Margaret’s Bridge in Maidenhead opened by PM
October 14, 2018
Theresa May, as MP for Maidenhead, took a break from the day job on 14 September to open the bridge in honour of Margaret Bowdery, the tireless Ramblers’ campaigner in East Berkshire, who died in 2016.
The bridge crosses The Cut and links Braywick Park and the Green Way with Bray Road, creating a safe and pleasant route for walkers, cyclists and riders. The low angle ramps at each end mean the bridge is accessible to all. The bridge was funded by developers in mitigation for nearby building and is constructed from sustainable, low maintenance materials.
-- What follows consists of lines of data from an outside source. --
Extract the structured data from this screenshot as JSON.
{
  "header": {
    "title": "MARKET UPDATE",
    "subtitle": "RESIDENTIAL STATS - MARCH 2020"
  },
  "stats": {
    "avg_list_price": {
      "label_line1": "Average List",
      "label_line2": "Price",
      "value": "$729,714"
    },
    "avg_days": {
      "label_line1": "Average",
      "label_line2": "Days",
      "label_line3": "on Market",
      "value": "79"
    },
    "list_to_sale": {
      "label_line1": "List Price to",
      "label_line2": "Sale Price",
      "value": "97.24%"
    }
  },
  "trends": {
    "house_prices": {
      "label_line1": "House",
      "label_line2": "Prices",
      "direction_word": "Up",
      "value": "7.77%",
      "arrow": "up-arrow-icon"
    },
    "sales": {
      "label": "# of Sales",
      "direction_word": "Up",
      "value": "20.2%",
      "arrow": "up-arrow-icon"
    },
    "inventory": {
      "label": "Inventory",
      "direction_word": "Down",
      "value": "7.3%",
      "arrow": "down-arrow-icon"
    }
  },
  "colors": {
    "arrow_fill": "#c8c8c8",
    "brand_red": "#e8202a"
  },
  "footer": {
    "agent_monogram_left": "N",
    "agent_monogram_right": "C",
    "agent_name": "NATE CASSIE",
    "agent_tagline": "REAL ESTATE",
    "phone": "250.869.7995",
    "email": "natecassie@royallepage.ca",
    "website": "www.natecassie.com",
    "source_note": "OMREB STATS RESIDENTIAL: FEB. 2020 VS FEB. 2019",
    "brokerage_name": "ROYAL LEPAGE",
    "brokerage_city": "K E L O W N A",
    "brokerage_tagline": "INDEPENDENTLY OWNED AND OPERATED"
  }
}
The opening ceremony was organised by the Royal Borough of Windsor and Maidenhead in conjunction with East Berks Ramblers. Margaret’s husband Bernard and son Nigel were there, and East Berks Ramblers were well-represented by a number of former Chairmen and others. The Mayor, Paul Lion, introduced the speakers. Kate Ashbrook, speaking as Chair of Ramblers GB, talked about Margaret’s drive and determination to improve the sorry state of the paths network she found when she moved to Maidenhead in 1964. The County Council told her that the paths were not needed and should be extinguished. Margaret’s response was to call a public meeting and form the East Berks Ramblers group to clear, waymark and sort out the paths. The good state of the network today stands as testament to her work over a period of over 40 years. Margaret strongly believed in completing missing links in the network, which it is why it is particularly appropriate that she should be honoured with a bridge.
Simon Dudley, Leader of the Council, talked of the difference that Margaret had made in the Borough and Theresa May then spoke of her persistence and determination, saying that she was the most frequent visitor to her surgery. ‘Margaret Bowdery’s tenacity meant something to me because she ensured that spaces were opened up for people to be able to enjoy the countryside and their local environment; I think Margaret’s Bridge is a fine addition to Maidenhead,’ she said.
She then cut the ribbon and declared the Bridge open to all: a fitting memorial to a great campaigner.
After the official ceremony a reception was held at Oldfield School.
The above is the text of an article to appear in South East Walker. Steve Gillions, as the present Footpath Secretary for EBR, adds a personal note
It is all to easy to take the present excellent network of Public Rights of Way in and around Maidenhead for granted. The fact that it exists at all is significantly due to Margaret and the other founders of East Berks Ramblers who inspired those who followed them. Margaret led campaigns to build the footbridge over the Thames at Temple and successfully campaigned for a footpath under the A404 Marlow bypass: the Bowdery Archway was opened in 2005. She was a prime mover of the Green Way in Maidenhead which runs from Bray to Cookham via Maidenhead Town Centre. These campaigns were not easily won, and often took years of effort to bring home.
Margaret’s persistence and attention to detail were always evident. If she was a frequent visitor to her MP’s surgery she was certainly no less well-known to the Royal Borough’s Rights of Way team. Former East Berks Chairmen have told me of ‘long into the night’ committee meetings on footpath matters and of Footpath Survey reports being returned to authors with an instruction to ‘get them right’. I well recall her making my responsibilities as Footpath Secretary very clear to me, but also remember a most enjoyable stroll with her along part of the Green Way in the course of which we talked about many things from music to mountains. She did not, of course, miss out on the opportunity to tell me about the iniquities of local landowners.
There is one outstanding battle of Margaret’s: to get the Thames Path to run beside the river north of Maidenhead Bridge. One day, that too will be won.